I recently enjoyed a relaxing morning.  My workout was complete before 7 am.  Kids were out the door to school and my groceries for the week were not only purchased, but stored away neatly in cabinets that almost closed.  I mention this because groceries can be a two day affair for me.  Once I carefully select the $300 worth of provisions that I hope will last us the week, it sometimes takes me a few days to find a place to house all of it.  Certain items require a bit of creative hiding on my part.  If this tactic is successful, the good stuff doesn't all disappear in 24 hours.  My day remained somewhat open.  With nothing pressing on the schedule, I was afforded additional time to focus on the house.  Boy, did it need it.  I chose to enter 'clear' mode.  I scurried around my kitchen like a squirrel looking for nuts as I leveled one heap of excess stuff after another.  The good times included grabbing at dirty stray socks from the mud room, scooping up stinky soccer socks from the kitchen, eliminating grade school papers decorated with stickers, emptying forgotten draw string bags, and gathering week old newspapers for the recycling.  Most discoveries were uninteresting.  Until I unearthed Danny's recently worn, pricey suit. 

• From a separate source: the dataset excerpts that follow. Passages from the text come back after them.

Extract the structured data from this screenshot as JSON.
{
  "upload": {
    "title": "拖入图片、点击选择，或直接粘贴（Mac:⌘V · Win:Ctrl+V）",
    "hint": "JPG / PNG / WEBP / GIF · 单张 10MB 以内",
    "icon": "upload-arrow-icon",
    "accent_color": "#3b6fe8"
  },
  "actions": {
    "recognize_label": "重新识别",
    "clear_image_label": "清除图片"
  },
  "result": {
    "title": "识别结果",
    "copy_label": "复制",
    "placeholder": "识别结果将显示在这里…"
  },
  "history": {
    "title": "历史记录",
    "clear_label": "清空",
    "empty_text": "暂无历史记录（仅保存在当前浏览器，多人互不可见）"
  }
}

Coach was still home when I stumbled upon it.  I moaned about how this lack of care would force me to drop the wrinkled mess at the cleaners.  What's one more errand?  Coach puzzled over this thought.  Why, he wondered aloud, would I not just toss the suit in my very own washing machine?  There it was.  A comment I couldn't believe came out of his mouth.  I wrinkled my face up and asked him to clarify.  What adult man believes that a suit can be washed in a standard  machine?  Without glancing at the tag, I pointed out that the suit was wool.  How did I know?  Coach questioned.  If we eliminate the fact that the '70's are over and suits are no longer created exclusively from polyester (thank God), then the remaining reason I know this is simple.  It's because I have a brain.  Coach was offended that I felt this information should have been so clear to him.  Seriously?  The man sports business casual ware for work, so he is unaccustomed to caring for wool suits and shopping for power ties, but still . . . isn't this pretty standard info for an adult male?

It reminded me that our children may at times find me annoying, bossy, and demanding but at least I will impart the kind of knowledge they will require to not ruin expensive clothing.  Assuming they listen.  Additionally, I hope by sharing my knowledge they will avoid most forms of food poisoning. 

The 'let's wash the suit' thought process reminded me of another near miss that surfaced a few years back.  I was taking three kids downtown to stay in a hotel for the National Irish Dancing Championships.  In order to try to save some dough, I plotted out a frugal meal plan that included transporting leftovers to the hotel in a crock pot.  Once the crock pot was plugged in and set on warm, I anticipated serving a warm meal a few hours later.  Since organizing countless other tasks at an exhausting Irish dancing event leads to major brain drain, I welcomed sorting out one less necessary task.  This genius idea would eliminate the cost and wait time that would no doubt accompany a restaurant visit. 

The only complication I could foresee was a delay in checking into our hotel room.  It was July.  Crazy hot weather.  Without access to an electrical outlet, the food would not be kept warm.  Lugging dresses and dance shoes was complicated enough, so my plans didn't include hauling a huge cooler downtown.  Coach's answer left me speechless, but only for a moment.  He thought leaving our budget vitals in the car was a handy solution.  The food would be kept plenty warm in a roasting car.  It would be the same as plugging it in.  No worries.  Shock and horror.  I looked at him in disbelief as I pointed out my safety concerns with his proposed plan.  Different kind of warm.  Different kind of issue than the suit.  Frightening.

My new biggest fear was whether or not I should be leaving the non dancing children at home in Daddy's supervision for the remainder of the weekend.